Our regular readers will remember that we have discussed low-vol strategies here before, as recently as May of this year. That discussion was inspired by a recent paper by Clifford C. Asness and two associates. The bottom line of that and a lot of research is that there is solid empirical evidence that low-vol strategies, also known as betting against beta (BAB) pay off. Low-vol strategies produce lower returns than they ‘should.’
Now Axioma, the software development firm perhaps best known for its Axioma Portfolio Optimizer and the daily updates to its Axioma Robust Risk Models, has weighed in on the subject of low-vol, a subject it proposes to de-mystify.
Why it Works
There are at least three extant theories about why BAB works. Why don’t the excess profits do what the textbooks suggest excess profits will do? The bears are supposed to find the meadow with the most picnic baskets, so that in short order the number of picnic baskets there is down to normal.
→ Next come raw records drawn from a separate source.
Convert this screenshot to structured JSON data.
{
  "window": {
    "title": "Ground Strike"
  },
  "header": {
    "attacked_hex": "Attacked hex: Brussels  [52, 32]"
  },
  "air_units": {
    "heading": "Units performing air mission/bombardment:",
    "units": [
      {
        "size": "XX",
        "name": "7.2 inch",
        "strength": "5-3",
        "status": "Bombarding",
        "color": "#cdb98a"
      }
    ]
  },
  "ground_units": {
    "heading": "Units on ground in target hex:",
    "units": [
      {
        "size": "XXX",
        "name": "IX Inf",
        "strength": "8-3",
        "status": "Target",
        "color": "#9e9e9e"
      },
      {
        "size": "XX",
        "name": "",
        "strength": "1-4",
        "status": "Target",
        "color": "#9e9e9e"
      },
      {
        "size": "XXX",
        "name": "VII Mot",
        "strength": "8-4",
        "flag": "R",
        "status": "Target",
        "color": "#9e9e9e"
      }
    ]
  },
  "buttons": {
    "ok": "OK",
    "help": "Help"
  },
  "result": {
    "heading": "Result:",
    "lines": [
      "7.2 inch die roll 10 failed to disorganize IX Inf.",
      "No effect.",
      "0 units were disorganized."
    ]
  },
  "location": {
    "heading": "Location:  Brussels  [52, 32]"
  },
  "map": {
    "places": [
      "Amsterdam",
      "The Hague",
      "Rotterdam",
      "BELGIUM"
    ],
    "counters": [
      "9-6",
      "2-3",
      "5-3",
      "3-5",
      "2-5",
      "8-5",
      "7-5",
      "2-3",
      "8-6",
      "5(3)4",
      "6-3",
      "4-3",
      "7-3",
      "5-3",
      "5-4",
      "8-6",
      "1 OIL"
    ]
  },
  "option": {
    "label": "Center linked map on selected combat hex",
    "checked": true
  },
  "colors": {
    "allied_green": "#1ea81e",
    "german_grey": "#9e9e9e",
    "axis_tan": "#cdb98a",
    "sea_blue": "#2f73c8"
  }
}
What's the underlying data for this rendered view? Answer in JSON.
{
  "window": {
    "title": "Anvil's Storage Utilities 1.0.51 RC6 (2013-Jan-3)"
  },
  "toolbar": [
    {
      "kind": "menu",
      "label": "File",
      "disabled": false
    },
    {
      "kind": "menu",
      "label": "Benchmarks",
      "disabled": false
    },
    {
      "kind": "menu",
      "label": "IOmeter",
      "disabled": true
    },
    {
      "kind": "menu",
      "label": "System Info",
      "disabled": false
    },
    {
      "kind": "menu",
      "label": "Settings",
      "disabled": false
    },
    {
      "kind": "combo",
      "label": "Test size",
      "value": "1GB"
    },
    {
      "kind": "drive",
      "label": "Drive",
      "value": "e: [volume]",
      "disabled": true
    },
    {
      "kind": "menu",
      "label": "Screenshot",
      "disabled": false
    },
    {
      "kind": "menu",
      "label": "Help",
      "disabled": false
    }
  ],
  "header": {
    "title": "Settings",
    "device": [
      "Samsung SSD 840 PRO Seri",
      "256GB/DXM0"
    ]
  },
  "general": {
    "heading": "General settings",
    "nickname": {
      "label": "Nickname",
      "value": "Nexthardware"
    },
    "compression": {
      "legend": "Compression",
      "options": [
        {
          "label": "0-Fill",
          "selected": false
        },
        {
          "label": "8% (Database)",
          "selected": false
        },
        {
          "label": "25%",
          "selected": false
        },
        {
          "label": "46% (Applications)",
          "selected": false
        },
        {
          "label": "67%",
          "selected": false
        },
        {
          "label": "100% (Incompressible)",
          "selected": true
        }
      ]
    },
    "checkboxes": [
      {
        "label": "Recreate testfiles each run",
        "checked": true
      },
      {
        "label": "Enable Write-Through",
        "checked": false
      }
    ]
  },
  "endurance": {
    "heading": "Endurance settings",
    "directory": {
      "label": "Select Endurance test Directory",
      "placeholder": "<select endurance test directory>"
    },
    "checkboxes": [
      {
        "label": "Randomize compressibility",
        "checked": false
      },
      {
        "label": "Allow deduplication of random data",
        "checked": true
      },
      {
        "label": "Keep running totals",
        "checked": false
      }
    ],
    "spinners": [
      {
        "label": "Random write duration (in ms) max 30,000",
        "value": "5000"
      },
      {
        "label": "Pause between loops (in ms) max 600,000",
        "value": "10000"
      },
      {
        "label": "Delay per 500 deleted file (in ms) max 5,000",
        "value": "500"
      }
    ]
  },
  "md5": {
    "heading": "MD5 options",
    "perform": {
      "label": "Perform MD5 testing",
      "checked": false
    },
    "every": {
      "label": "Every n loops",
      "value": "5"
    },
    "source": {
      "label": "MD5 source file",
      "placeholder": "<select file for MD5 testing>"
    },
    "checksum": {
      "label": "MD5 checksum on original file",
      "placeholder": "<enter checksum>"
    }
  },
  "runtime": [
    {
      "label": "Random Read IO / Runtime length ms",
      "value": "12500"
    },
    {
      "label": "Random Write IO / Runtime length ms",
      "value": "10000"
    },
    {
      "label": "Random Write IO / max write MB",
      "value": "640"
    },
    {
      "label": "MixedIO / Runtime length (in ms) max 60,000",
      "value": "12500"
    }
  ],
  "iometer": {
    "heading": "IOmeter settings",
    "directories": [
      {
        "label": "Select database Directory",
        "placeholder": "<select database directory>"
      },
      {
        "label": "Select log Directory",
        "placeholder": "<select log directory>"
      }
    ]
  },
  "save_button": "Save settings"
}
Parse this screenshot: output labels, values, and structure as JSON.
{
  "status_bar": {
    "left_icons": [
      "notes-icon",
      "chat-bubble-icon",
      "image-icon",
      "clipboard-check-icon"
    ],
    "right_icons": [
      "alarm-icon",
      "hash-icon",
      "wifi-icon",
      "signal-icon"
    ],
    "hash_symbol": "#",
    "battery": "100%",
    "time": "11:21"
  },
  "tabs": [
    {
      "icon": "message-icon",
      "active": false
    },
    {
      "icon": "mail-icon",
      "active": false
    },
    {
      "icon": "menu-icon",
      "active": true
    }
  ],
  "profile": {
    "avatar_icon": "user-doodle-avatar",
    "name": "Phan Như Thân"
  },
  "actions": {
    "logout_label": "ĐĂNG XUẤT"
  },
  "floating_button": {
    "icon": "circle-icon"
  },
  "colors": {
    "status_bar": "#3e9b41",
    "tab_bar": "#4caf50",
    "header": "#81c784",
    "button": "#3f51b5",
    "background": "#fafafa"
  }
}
The success of BAB has been a fact since at least the mid-1970s, a very early period in the development of modern portfolio theory, when Robert Haugen and James Heins published “Risk and Rate of Return on Financial Assets.”
Why don’t the excess profits draw in the bears, consuming the picnic baskets? The three theories are:
- Delegation of portfolio management: even money managers who are aware that BAB works are constrained to avoid the strategy due to their benchmark mandate;
- Inability on the part of many investors to leverage themselves at the rate necessary to exploit BAB (this is Asness’ view);
- The skewing of incentives during bull markets. During such periods, the managerial incentive is to go for the big score, to swing for the fences, thus dispensing with the singles-and-doubles sort of strategy that makes BAB work.
As Frank Siu, of Axioma, says, the underlying idea has become sufficiently accepted that it has inspired “a flurry of low-volatility themed indexes and corresponding exchange-traded funds hitting the market” in recent years. The S&P 500 Low Volatility Index is quite venerable as indexes go. It has been around since 1991, measuring the performance of the 100 least volatile stocks within the S&P 500, weighting its constituents inversely to their corresponding volatility.
On the whole the S&P Low Vol has solidly outperformed the S&P 500 TR.
Figure 1 of the Axioma report, below, is a summary of an analogous inverse risk-weighting approach applied to the Russell 1000 and 2000 (the right and left half of the figure, respectively), from 2003 through 2012.
Bargain Basement Risk Management
In the dramatically down year of 2008, the risk-weighted approach (red bar) produced a far less bad result than the unweighted underlying index (blue). What is more, although investors do pay for that benefit in the up years, or at least in some of the up years, they don’t pay an equivalent price. They buy their risk-protection at a considerably discounted price.
In 2003, for example, the risk-weighted and the unweighted performance of the Russell 1000 were nearly identical. In 2004 and 2006, the risk-weighted strategy paid off on the up side.
Minimum variance strategies, though, are a different fish from such straightforward inverse risk weighting.
Axioma’s report describes minimum variance strategies as a purification of the original risk-weighting strategies, one that “requires the use of … optimization technology as well as a risk model.”
The risk model need not be mathematically or financially sophisticated. A simple, even one might say a naïve, model can be constructed using historical stock returns to create a covariance matrix of realized stock volatilities and correlations.
“[A] number of minimum-variance products on the market do indeed use a simple risk model constructed in this regard, or minor variations thereof,” Axioma says.